The SOC of lithium-ion batteries is a critical parameter for assessing the mileage of new energy vehicles. Most research focused on training and evaluating SOC models has primarily emphasized applying one or two temperature states above 0 C. While these models demonstrate good accuracy in estimating the SOC of lithium-ion batteries at room temperature, there remains a significant gap in evaluating SOC across a broader temperature range, including 0 C and below. Addressing this limitation and improving the applicability of SOC estimation models across various temperature conditions requires further research.

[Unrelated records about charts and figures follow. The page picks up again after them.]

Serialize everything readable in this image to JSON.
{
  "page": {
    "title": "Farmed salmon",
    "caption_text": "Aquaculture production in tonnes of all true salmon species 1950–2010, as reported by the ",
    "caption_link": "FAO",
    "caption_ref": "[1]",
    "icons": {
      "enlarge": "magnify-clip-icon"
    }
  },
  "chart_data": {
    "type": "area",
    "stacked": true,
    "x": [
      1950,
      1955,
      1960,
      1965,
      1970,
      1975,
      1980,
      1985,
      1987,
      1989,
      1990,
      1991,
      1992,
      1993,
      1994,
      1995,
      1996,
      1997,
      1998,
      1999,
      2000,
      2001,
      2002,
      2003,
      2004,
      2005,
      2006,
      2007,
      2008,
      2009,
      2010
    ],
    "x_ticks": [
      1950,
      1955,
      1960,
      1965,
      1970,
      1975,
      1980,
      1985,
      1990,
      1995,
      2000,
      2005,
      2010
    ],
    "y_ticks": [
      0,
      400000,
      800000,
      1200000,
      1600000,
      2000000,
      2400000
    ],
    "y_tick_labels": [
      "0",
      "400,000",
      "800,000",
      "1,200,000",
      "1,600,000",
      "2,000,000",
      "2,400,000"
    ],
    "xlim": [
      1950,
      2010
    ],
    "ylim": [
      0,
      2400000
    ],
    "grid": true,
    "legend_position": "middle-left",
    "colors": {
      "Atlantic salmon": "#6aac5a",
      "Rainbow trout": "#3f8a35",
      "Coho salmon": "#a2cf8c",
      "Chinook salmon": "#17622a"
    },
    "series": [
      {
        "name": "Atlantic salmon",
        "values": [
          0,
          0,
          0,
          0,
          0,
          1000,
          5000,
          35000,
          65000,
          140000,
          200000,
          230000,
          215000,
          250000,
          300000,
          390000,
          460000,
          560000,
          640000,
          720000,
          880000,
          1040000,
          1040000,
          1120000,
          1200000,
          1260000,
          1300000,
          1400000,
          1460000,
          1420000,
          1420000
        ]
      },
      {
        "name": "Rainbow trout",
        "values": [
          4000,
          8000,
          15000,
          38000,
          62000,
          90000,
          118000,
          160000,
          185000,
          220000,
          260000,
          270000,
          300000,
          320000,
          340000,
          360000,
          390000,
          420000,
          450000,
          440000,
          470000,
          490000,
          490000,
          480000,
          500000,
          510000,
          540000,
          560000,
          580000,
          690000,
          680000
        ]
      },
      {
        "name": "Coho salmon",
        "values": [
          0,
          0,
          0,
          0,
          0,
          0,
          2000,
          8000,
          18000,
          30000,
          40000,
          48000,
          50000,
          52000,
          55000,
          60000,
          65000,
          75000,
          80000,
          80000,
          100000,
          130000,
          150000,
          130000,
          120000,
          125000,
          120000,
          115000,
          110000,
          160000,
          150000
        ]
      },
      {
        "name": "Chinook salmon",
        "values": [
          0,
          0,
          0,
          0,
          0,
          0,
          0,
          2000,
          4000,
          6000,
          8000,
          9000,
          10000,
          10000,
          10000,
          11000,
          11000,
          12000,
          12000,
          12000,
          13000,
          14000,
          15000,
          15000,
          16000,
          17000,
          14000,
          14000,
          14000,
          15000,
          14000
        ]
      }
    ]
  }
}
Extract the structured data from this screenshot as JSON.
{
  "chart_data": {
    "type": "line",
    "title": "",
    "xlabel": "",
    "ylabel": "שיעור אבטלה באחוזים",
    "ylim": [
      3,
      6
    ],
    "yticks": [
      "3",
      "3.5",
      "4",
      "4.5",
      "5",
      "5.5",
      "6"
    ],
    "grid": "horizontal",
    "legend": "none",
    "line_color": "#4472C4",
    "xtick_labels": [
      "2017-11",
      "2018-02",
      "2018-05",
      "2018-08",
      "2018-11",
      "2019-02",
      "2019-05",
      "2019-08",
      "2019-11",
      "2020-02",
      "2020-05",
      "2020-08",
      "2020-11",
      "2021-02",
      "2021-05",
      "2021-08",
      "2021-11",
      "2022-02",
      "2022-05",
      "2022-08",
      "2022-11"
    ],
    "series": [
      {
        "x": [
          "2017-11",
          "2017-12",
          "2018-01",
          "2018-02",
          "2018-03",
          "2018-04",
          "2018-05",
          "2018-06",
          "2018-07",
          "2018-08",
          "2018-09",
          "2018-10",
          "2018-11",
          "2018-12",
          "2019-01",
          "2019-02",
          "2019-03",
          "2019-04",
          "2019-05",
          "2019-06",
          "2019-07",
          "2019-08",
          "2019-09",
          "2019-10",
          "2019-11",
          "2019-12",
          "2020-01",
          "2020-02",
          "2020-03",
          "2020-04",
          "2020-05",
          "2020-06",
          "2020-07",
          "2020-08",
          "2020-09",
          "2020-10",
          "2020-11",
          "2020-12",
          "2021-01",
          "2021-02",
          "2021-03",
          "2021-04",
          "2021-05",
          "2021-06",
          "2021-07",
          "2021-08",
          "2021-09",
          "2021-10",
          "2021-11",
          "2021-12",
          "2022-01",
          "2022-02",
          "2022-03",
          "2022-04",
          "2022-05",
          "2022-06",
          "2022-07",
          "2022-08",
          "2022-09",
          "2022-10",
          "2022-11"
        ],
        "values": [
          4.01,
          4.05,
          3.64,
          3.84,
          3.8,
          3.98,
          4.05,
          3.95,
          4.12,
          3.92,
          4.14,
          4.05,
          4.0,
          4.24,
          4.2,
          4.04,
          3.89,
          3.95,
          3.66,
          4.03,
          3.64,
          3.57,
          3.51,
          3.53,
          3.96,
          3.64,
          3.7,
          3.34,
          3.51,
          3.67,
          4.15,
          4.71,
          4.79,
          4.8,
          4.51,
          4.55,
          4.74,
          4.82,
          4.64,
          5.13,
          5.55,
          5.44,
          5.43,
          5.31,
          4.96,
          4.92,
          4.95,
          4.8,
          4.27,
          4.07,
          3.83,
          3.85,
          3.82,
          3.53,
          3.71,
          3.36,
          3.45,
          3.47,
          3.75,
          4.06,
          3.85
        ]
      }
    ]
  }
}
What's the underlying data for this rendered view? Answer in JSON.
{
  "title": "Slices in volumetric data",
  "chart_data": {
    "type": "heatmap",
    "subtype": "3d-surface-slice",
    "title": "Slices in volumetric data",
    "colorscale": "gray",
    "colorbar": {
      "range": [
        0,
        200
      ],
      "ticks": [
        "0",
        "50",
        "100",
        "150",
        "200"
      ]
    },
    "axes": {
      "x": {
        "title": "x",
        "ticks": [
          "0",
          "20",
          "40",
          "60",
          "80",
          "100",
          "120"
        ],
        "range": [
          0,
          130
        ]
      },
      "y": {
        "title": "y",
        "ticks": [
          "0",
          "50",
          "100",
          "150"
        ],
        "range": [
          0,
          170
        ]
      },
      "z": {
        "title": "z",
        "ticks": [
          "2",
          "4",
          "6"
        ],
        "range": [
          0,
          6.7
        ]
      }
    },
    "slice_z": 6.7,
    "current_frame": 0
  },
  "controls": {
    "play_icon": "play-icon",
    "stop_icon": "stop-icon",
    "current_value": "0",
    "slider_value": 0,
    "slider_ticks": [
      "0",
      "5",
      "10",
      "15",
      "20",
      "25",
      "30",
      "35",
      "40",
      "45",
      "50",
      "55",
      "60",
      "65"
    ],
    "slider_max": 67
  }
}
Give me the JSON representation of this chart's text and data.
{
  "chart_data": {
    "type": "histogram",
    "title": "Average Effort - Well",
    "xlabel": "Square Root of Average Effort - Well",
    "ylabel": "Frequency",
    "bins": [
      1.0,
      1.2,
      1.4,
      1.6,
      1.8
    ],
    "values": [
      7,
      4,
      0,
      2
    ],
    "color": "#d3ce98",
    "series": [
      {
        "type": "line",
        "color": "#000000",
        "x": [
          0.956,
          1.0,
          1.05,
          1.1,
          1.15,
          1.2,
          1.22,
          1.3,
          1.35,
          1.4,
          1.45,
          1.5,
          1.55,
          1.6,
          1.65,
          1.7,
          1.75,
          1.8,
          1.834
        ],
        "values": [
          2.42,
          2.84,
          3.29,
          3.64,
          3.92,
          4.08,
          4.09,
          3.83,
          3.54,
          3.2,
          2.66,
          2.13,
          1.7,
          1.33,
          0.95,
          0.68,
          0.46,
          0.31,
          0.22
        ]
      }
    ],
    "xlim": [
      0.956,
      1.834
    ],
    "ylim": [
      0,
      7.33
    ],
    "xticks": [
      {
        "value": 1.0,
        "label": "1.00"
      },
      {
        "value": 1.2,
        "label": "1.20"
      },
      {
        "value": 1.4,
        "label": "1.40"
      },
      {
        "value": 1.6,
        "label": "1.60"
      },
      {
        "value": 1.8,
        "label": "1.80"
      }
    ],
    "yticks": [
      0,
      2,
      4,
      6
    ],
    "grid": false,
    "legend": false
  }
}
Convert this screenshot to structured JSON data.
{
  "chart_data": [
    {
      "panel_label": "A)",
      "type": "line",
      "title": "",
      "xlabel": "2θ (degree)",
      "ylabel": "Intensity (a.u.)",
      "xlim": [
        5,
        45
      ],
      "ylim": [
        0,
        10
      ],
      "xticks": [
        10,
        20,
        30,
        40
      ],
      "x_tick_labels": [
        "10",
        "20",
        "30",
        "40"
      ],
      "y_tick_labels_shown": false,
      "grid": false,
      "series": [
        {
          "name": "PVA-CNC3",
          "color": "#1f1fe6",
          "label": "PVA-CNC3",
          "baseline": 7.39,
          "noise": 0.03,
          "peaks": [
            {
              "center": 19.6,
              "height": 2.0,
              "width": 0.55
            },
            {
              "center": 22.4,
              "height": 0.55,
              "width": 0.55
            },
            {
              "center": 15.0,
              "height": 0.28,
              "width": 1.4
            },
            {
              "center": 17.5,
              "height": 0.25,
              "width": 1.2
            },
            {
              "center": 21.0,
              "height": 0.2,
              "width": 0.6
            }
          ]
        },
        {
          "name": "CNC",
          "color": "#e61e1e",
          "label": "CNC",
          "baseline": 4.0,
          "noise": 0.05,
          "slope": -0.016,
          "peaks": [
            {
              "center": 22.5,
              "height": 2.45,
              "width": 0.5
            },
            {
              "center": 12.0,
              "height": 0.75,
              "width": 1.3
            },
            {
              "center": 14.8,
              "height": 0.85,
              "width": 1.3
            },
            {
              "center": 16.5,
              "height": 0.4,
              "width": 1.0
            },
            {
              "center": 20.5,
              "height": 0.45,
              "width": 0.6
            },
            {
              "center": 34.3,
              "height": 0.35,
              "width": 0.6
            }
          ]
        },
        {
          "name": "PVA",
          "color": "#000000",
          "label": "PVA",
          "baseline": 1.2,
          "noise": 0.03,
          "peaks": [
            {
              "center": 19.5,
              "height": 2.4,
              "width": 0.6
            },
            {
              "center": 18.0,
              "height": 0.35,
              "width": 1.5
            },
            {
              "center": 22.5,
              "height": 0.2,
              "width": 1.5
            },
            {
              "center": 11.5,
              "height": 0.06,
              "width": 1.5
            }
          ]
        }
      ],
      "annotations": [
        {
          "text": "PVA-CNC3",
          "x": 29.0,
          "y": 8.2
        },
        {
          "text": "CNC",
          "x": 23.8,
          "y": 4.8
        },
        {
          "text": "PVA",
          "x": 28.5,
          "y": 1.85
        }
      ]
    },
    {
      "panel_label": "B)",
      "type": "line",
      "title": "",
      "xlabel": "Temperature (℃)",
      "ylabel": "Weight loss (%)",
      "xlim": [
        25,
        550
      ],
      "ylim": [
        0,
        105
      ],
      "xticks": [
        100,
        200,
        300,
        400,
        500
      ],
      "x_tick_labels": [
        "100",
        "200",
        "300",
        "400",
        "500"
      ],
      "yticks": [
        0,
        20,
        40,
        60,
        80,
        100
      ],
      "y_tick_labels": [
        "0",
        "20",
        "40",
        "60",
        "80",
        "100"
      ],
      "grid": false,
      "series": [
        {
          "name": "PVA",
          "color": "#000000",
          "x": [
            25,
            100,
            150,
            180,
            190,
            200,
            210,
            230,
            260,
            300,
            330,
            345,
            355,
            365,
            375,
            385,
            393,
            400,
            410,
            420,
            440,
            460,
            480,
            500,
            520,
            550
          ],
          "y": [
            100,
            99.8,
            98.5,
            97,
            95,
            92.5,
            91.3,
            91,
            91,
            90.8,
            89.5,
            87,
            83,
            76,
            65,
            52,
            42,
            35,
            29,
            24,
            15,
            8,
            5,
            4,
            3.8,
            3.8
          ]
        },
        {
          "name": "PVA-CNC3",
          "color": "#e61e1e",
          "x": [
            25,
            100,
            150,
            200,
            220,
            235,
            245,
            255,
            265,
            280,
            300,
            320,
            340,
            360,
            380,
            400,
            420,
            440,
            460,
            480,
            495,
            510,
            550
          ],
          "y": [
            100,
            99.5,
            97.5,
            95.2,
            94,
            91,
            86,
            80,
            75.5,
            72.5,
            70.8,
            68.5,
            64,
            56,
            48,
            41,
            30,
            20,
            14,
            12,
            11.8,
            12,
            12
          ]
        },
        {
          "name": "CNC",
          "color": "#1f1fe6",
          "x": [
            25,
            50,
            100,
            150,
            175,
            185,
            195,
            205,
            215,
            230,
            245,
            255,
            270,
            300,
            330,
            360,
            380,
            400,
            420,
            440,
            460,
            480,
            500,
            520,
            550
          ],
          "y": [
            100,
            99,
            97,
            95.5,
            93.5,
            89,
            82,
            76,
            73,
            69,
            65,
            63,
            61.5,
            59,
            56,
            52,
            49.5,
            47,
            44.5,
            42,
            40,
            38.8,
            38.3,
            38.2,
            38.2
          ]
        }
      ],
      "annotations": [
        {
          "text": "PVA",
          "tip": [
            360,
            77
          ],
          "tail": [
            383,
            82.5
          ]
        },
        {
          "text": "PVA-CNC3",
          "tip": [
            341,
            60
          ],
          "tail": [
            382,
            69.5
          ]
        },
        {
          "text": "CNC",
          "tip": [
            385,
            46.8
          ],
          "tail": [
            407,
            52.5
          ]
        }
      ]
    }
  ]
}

Researchers have achieved relatively high accuracy in predicting the behavior of lithium-ion batteries using the support vector regression(SVR) model. Exploring the use of advanced mathematical techniques to address SOC prediction problems is also a promising avenue. The application of genetic algorithm(GA) to optimize SVR models for prediction tasks is relatively less explored compared to other methods. Additional research is needed to thoroughly investigate the potential benefits and limitations of employing GA in conjunction with SVR for prediction tasks and to evaluate its performance in different contexts.